Image of hands holding binoculars against a blue backdrop. Beast01/Getty Images

Usually, we write about the business of tech. Here, we highlight the *tech* of tech.

Search update: A few weeks ago in this very spot, we wrote about Kagi, an ad-free search engine that costs $10 a month for the privilege of not having to sift through a stack of sponcon to find what you're looking for online.

Today we're back to say that it is so, so worth it. We blew through the free trial and immediately surrendered our credit-card details to use it in perpetuity. (Given the nature of our work, we were even able to expense it.

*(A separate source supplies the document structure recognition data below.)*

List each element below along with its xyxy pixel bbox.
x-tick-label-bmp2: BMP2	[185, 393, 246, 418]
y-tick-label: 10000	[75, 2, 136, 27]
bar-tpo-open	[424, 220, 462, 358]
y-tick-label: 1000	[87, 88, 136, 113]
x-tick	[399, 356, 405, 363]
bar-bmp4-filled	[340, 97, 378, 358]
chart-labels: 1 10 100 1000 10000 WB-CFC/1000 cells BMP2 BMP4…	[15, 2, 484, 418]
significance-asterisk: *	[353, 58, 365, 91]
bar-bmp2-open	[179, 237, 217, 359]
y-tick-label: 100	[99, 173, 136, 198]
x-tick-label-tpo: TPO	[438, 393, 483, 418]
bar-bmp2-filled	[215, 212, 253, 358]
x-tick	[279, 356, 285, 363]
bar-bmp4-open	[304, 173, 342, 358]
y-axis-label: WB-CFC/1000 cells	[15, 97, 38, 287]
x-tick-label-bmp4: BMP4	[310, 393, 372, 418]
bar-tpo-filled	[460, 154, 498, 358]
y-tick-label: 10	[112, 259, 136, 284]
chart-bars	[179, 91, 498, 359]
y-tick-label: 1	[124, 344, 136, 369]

Thanks, Morning Brew!)

All that's to say, whether you're a garden-variety internet user and consumer or a tech journalist, it's worth considering if your search life is worth paying for (we think it is).

Social test: After our successful test of a new search engine, we're now going to try out a new social network. Thursday morning, we popped open Instagram to be served a post about a—we are not making this up—"frozen Nerds Cluster cocktail." It was blue, it had Nerds on top of it, it was grotesque.

Does Instagram know what we want? Do we know what we want? Perhaps not, which is why the next thing we encountered on our phone on Thursday—this Wired article about Maven, a new social network backed by Twitter co-founder Ev Williams—intrigued.

The platform, Wired reports, "trades likes and follows for algorithms designed to foster serendipity and deep discussion." Consider our interest piqued. We'll report back in a few weeks if it's as much of a success as Kagi.